A two-photon microscopy image showing a calcium (green), neuron nuclei (red) and astrocytes (magenta).
A new imaging technique from researchers at Johns Hopkins University, U.S.A., provides a way to view and map neuron activity in the auditory cortex—the area of the brain that processes sound—in mice that are alive and awake (Neuron, DOI:10.1016/j.neuron.2014.07.009). The technique allowed the team to map brain activity at multiple scales, zooming in to view individual neurons and zooming out to see the location of groups of neurons in the larger organizational structure of the brain. Other imaging techniques observe activity only at a fixed scale, in response to only one auditory tone at a time. The researchers hope their work can eventually lead to better treatments for people with hearing loss.

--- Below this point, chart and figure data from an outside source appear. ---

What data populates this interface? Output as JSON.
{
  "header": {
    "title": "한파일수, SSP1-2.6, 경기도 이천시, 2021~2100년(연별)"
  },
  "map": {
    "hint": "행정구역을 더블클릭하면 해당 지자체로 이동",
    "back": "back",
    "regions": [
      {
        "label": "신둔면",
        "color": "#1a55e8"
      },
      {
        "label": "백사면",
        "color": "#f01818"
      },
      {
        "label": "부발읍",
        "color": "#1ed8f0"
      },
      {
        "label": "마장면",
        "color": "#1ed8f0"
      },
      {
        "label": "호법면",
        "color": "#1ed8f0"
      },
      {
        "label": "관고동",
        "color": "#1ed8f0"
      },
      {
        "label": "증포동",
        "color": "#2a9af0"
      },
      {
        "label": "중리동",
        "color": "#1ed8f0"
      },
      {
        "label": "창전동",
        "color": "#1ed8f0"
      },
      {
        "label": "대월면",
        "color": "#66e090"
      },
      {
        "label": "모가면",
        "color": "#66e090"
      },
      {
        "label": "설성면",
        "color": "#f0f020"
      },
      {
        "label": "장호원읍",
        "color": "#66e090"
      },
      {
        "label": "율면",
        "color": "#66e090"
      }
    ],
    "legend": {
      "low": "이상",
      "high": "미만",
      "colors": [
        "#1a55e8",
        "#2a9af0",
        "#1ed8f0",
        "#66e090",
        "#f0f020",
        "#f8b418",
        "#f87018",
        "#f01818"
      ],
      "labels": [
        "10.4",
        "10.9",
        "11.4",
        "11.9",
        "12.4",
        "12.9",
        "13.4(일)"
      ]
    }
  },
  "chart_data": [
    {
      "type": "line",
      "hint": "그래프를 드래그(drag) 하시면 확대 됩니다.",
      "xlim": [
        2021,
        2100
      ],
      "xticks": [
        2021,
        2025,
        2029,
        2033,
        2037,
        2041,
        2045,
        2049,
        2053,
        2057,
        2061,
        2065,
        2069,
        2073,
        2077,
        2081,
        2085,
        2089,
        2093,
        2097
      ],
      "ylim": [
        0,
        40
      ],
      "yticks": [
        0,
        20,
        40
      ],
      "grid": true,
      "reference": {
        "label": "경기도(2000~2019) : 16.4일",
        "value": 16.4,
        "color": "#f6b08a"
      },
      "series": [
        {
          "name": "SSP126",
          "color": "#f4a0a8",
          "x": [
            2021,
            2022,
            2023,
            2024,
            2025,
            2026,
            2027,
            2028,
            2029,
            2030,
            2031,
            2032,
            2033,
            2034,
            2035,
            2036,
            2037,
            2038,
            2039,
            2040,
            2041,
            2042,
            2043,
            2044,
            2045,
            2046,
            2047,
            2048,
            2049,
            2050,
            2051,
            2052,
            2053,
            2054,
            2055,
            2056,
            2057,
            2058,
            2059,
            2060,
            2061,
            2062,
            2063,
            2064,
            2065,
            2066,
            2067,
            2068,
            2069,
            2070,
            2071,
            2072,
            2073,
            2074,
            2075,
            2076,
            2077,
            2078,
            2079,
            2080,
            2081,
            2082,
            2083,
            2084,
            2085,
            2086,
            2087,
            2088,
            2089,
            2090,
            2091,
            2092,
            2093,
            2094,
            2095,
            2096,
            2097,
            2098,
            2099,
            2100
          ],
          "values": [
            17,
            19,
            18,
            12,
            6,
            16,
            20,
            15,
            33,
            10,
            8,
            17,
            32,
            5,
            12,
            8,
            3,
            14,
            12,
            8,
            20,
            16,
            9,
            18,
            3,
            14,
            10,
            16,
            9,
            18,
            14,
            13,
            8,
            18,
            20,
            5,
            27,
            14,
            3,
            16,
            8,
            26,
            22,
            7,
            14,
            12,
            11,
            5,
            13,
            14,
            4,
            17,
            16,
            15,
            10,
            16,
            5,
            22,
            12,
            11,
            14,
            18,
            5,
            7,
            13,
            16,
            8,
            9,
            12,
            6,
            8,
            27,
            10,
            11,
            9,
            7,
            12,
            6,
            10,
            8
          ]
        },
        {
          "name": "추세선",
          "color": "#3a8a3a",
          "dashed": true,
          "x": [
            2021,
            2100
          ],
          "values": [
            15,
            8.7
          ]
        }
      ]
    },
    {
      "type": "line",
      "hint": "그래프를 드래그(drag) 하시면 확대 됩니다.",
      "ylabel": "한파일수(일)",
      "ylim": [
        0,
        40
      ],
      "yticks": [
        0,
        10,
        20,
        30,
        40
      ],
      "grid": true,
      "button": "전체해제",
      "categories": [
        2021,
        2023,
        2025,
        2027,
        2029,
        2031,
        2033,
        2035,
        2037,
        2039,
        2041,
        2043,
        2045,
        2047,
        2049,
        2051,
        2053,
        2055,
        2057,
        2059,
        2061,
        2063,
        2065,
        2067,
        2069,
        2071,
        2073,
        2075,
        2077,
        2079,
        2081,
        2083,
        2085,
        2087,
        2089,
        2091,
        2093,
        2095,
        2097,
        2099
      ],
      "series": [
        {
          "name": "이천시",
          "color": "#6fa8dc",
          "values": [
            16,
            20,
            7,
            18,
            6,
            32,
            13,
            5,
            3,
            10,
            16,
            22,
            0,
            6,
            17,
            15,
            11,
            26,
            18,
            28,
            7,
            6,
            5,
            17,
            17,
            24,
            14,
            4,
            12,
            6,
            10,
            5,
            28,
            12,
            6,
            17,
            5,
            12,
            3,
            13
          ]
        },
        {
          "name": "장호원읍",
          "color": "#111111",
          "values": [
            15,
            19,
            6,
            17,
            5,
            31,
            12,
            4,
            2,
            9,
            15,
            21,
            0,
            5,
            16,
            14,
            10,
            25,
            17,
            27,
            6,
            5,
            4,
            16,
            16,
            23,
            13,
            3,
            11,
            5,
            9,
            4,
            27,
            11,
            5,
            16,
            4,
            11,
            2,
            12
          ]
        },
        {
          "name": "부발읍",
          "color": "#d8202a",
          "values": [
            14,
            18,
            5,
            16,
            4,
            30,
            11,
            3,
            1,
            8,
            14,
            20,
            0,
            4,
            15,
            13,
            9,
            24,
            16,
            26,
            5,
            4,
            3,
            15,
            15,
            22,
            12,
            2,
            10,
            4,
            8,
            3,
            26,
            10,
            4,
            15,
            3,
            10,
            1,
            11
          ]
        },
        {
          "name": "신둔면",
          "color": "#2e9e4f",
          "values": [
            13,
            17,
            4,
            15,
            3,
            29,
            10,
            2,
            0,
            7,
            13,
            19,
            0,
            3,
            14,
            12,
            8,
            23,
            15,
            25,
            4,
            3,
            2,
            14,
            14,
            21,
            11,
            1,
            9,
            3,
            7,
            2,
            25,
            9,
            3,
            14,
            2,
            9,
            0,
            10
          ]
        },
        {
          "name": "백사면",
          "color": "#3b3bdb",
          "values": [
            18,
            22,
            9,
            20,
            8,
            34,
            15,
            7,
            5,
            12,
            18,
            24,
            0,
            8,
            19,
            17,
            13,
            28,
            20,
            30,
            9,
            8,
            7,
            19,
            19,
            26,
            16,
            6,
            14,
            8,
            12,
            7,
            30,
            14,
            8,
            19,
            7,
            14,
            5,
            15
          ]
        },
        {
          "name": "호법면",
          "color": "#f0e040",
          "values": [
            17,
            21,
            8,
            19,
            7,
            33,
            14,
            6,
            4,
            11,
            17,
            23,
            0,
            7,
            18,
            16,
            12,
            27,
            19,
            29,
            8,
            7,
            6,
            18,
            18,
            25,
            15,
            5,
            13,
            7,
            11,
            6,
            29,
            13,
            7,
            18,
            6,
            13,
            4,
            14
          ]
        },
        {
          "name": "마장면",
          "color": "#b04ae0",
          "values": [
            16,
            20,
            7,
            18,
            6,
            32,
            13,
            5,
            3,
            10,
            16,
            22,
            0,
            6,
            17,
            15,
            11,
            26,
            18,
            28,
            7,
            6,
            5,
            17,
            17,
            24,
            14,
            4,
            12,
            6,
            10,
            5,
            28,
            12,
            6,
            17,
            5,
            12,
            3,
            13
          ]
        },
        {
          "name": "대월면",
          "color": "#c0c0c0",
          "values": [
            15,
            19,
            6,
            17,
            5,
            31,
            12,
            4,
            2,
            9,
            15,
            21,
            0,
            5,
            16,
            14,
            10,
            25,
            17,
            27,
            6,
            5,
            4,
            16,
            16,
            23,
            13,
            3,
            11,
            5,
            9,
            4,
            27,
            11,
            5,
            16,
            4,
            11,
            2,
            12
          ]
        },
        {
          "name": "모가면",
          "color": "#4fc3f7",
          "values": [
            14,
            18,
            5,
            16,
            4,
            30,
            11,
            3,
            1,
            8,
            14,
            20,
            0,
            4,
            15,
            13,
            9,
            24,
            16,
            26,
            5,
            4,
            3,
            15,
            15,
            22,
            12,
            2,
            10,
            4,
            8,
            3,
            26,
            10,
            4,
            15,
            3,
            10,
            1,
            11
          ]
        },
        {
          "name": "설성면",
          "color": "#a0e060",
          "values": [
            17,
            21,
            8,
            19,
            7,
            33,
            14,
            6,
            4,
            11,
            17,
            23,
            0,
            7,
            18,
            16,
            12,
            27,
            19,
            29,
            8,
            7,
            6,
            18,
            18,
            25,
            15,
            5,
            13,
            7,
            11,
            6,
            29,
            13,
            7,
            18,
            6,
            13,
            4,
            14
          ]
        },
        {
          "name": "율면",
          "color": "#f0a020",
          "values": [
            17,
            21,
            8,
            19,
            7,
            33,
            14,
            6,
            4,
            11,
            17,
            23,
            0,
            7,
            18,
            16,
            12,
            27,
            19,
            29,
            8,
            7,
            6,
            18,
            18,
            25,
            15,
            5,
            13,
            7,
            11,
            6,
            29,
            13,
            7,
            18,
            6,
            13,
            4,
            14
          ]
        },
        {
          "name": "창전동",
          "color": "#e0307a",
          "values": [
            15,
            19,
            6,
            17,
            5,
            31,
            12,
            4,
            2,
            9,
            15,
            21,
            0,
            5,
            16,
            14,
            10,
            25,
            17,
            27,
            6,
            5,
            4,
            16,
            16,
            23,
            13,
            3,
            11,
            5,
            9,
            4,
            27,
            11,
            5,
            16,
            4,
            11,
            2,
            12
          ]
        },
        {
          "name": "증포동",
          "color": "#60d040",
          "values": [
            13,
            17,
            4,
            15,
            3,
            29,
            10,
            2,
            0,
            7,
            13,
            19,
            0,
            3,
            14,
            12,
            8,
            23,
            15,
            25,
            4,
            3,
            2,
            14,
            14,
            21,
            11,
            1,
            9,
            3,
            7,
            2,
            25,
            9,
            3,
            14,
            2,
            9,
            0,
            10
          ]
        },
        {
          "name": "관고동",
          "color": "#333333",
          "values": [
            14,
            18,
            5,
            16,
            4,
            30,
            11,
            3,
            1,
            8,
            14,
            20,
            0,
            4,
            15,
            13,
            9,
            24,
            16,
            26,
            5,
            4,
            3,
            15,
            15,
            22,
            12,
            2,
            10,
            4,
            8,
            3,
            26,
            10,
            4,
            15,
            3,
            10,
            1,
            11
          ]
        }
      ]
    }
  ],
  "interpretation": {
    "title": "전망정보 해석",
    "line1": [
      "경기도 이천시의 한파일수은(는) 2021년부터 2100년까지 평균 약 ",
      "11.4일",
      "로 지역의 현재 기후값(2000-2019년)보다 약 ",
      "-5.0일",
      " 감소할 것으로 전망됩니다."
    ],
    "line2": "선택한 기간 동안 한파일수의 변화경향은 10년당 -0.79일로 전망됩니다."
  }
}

Lead author John Issa and colleagues studied mice genetically engineered to express neurons that glow green in response to a rise in Ca2+ when activated, to observe brain activity in response to different tones. Using two-photon Ca2+microscopy with unanaesthetized mice, the team was able to determine the spatial arrangement of where different frequencies are processed in the mouse’s auditory cortex. In a different experiment, the researchers identified regions and individual neurons in the auditory cortex that react to chirps from other mice—sounds the mice use to communicate with each other. David Yue, head of the calcium signals lab at Johns Hopkins, says that “understanding how sound representation is organized in the brain is ultimately very important for better treating hearing deficits.”
Yue also notes that two-photon Ca2+microscopy could be modified to examine and map other areas of the brain, like the visual cortex or areas responsible for limb movement. The technique also facilitates experimental complexity by allowing researchers to gather data from awake and active animals and to create multiscale maps from a single trial.